Ultimately, next slide, the outcome is a responder rate, a response rate that translates into a switching off of the disease itself and improvement in clinical outcomes. We call that the day 28 overall response. The importance of the day 28 response, which was the primary endpoint of the Phase 3 trial is that, it’s a surrogate and a predictor of overall survival.
What you can see here on this slide on the left-hand side in red is a recent publication 2020 from MacMillan et al, who show the current standard – best standard of care and survival outcomes in children with steroid-refractory acute graft versus host disease.
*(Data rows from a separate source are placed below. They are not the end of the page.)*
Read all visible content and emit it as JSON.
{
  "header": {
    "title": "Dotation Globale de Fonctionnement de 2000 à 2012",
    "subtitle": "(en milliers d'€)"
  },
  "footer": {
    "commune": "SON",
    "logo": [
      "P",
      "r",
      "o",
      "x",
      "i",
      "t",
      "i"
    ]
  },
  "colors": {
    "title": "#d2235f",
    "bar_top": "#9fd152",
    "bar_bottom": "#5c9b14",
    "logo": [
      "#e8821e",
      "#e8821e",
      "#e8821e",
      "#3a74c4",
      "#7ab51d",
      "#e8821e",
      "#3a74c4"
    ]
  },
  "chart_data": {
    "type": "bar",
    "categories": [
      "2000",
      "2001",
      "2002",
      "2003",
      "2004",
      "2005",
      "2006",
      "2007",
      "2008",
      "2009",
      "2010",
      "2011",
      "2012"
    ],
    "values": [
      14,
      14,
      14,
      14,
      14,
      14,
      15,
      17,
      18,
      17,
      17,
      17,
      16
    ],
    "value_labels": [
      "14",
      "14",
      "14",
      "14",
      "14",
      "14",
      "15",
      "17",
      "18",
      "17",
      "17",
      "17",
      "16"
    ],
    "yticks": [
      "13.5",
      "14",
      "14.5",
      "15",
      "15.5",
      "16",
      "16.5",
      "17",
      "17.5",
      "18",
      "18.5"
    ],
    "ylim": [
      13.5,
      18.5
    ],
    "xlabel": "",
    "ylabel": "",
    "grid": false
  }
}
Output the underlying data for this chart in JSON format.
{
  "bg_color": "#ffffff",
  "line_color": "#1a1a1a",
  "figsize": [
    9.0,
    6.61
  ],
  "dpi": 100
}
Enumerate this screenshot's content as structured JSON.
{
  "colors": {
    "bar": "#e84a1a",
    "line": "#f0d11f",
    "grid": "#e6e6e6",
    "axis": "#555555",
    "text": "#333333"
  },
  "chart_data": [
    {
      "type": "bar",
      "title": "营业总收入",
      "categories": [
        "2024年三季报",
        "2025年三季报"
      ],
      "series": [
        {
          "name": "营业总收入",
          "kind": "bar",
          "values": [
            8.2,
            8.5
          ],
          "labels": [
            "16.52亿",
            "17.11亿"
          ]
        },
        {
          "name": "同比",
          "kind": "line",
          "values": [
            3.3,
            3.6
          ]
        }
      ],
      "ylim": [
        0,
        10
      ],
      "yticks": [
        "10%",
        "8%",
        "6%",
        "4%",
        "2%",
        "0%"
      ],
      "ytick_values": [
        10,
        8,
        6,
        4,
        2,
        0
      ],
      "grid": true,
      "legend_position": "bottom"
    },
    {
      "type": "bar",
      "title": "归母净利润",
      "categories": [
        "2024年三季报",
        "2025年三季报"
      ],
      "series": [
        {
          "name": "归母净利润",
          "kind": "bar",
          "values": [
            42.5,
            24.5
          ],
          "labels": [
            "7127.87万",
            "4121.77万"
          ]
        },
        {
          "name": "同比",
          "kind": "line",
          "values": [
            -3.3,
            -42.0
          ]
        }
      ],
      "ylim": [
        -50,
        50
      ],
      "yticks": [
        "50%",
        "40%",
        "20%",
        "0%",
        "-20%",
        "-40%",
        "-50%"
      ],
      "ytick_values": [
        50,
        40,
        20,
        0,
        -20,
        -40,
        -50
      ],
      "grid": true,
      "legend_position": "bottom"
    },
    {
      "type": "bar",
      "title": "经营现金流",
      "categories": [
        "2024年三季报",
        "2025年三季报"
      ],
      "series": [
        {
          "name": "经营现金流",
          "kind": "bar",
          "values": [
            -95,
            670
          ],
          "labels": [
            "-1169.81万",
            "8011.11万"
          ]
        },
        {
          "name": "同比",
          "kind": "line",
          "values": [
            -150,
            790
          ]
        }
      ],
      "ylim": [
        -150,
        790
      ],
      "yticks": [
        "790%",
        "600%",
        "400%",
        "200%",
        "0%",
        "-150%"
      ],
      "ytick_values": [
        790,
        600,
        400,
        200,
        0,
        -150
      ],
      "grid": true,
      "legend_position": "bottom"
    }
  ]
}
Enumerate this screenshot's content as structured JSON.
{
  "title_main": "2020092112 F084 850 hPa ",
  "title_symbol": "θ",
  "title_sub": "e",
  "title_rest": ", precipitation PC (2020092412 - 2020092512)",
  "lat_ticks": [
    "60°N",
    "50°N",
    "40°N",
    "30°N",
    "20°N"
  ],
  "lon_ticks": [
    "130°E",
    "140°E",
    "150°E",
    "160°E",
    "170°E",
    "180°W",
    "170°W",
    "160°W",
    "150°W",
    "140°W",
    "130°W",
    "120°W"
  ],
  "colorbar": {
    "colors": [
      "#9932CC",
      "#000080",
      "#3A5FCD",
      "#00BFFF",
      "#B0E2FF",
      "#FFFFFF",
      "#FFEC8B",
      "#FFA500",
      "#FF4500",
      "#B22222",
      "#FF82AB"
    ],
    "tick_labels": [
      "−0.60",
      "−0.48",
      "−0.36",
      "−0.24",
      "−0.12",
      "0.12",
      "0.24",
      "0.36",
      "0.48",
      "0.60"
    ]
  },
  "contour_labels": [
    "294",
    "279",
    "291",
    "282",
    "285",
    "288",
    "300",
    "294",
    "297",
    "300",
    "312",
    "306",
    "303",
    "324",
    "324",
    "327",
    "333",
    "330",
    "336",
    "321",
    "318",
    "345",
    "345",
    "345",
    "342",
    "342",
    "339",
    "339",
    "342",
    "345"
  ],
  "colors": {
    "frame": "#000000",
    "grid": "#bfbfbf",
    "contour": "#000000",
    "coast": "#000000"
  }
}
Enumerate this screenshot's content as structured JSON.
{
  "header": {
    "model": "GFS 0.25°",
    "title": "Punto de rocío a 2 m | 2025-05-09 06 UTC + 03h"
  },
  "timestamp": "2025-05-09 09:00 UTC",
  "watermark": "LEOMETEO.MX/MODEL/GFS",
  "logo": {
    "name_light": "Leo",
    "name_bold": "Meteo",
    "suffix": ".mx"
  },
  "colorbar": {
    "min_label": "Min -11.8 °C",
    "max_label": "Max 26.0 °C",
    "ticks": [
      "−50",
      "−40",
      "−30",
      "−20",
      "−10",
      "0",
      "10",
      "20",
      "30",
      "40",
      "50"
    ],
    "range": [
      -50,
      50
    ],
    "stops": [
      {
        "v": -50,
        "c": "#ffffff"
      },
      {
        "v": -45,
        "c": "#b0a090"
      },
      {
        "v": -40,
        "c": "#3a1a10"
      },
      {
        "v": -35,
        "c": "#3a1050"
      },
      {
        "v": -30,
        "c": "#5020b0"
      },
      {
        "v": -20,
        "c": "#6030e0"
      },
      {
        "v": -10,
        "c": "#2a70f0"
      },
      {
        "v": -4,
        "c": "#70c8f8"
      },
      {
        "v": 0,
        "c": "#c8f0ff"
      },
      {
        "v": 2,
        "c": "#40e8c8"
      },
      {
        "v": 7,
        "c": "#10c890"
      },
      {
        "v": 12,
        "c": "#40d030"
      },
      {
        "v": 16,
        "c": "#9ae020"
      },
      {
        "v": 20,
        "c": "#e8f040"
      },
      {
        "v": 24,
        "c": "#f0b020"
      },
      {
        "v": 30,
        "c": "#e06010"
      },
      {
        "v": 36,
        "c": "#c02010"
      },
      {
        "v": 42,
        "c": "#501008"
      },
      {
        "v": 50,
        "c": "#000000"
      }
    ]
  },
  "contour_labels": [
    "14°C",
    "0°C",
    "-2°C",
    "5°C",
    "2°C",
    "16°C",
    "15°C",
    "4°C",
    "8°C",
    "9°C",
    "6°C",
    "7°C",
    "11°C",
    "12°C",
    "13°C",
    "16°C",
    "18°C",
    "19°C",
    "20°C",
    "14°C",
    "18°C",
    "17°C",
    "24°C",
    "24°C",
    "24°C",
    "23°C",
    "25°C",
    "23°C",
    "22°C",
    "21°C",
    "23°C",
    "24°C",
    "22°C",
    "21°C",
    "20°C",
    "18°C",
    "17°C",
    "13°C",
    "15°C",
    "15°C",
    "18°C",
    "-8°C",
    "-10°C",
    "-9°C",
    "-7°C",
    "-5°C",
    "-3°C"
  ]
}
As you can see, the survival outcomes are very dismal. At six months, only 49% of patients are alive. By two years, 35% are alive. In contrast, if you can see the figure on the right, is the survival outcome in the Phase 3 trial of remestemcel study 001, where at six months, we had a 69% overall survey.
So not only did this study achieve its primary endpoint of day 28 overall response successfully. But when you look at the overall survival, which is really what counts, you see that at a six-month time point, we have 20% absolute increase in children who are alive compared to the best available standard of care that’s out there today. That means for every 100 children, who received treatment remestemcel, 20 would survive, who otherwise would have died.
Next slide, please, Slide 21. So what is our anticipated FDA approval and plan for RYONCIL. The results from that – from RYONCIL demonstrated consistent outcomes across three distinct trials. The Phase 3 trial that I’ve just referenced, a prior expanded access program in 241 children, with majority of whom had severe Grade C-D disease, and an earlier randomized-controlled trial in children that also demonstrated significant benefit.
Looking at these three consistent outcomes was the basis of the BLA that was filed with the FDA. The recent ODAC meeting with the FDA voted overwhelmingly favor 9:1 of the available data support the efficacy of remestemcel in pediatric patients with steroid-refractory acute GVHD, and the FDA has set a Prescription Drug User Fee Act, PDUFA action date of September 30, by which they need to give us a decision. If approved, RYONCIL is planned to be launched during the fourth quarter of this year.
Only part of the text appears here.